The decision statement sets out 137 legally-binding conditions that the Norwegian company Equinor (the proponent) must comply with throughout the life of the project, which is approximately 500 kilometres east of St. John’s, Newfoundland and Labrador. These conditions include requirements to reduce greenhouse gas emissions (GHGs) and measures to protect fish and fish habitat, migratory birds, species at risk, air quality, human health and Indigenous peoples’ use of resources. For the first time ever, the decision statement has also been issued requiring the proponent to achieve net-zero GHG emissions by 2050.
In addition to reaching net-zero emissions by 2050, Equinor is also legally-required to consider best available and new technologies to allow for the adaptive management of GHGs, as well as incorporate measures to reduce GHG emissions in the design of the project. The proponent will be responsible for reporting to Environment and Climate Change Canada and to the Canada-Newfoundland and Labrador Offshore Petroleum Board (C-NLOPB) on how these measures will be incorporated into the final project design.
At five times less emissions intensive than the average Canadian oil and gas project, and ten times less than the average project in the oil sands, the federal government cites the Bay du Nord development project as an example of how Canada can chart a path forward on producing energy at the lowest possible emissions intensity while looking to a net-zero future.
The project fits within the federal government’s plan to reach an overall 40 per cent reduction in emissions compared to 2005 levels by 2030, as laid out in the Emissions Reduction Plan.
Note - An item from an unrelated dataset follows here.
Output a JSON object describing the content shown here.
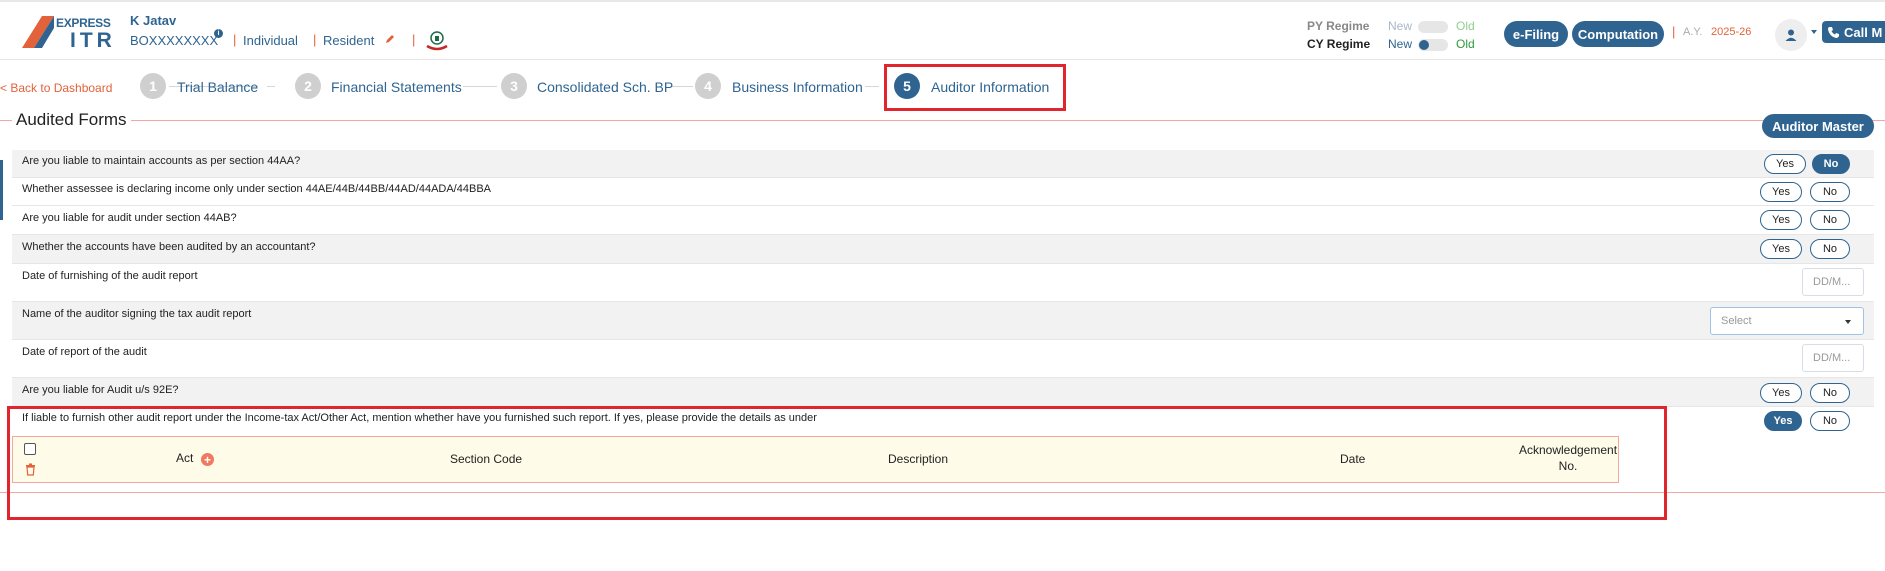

It also fits within a projected sectoral emissions reduction contribution of a little over 30 per cent from 2005 levels from the oil and gas sector, as the government moves forward on capping and cutting oil and gas sector emissions.
As per the Impact Assessment Act, the C-NLOPB will be responsible for enforcing the conditions in the decision statement. Failure by the proponent to comply with these conditions is a violation of federal law.
Going forward, Equinor can now proceed with obtaining any other necessary authorizations and permits from federal departments as well as the C-NLOPB.
This decision statement comes after Government of Canada and the Government of Newfoundland and Labrador announced an intent to expand the mandate of the Canada-Newfoundland and Labrador offshore energy regime to include the development of renewable energy such as offshore wind and clean hydrogen.
However, some environmental groups are criticizing the federal government’s support for the project.
Équiterre, a Quebec-based environmental advocacy organization, “strongly denounces” the federal government’s decision to approve the Bay du Nord oil project off the coast of Newfoundland and Labrador. The organization states that it’s an irresponsible and incoherent decision locks Canada’s energy future into dependence on fossil fuels and should be put in the same category as the TransMountain pipeline purchase in 2018.
“So called ‘green’ or ‘clean’ oil is a figment of the imagination: it simply does not exist. Oil is oil: it will have impacts however way it is produced and wherever it is burned,” says Émile Boisseau-Bouvier, Équiterre’s climate policy analyst.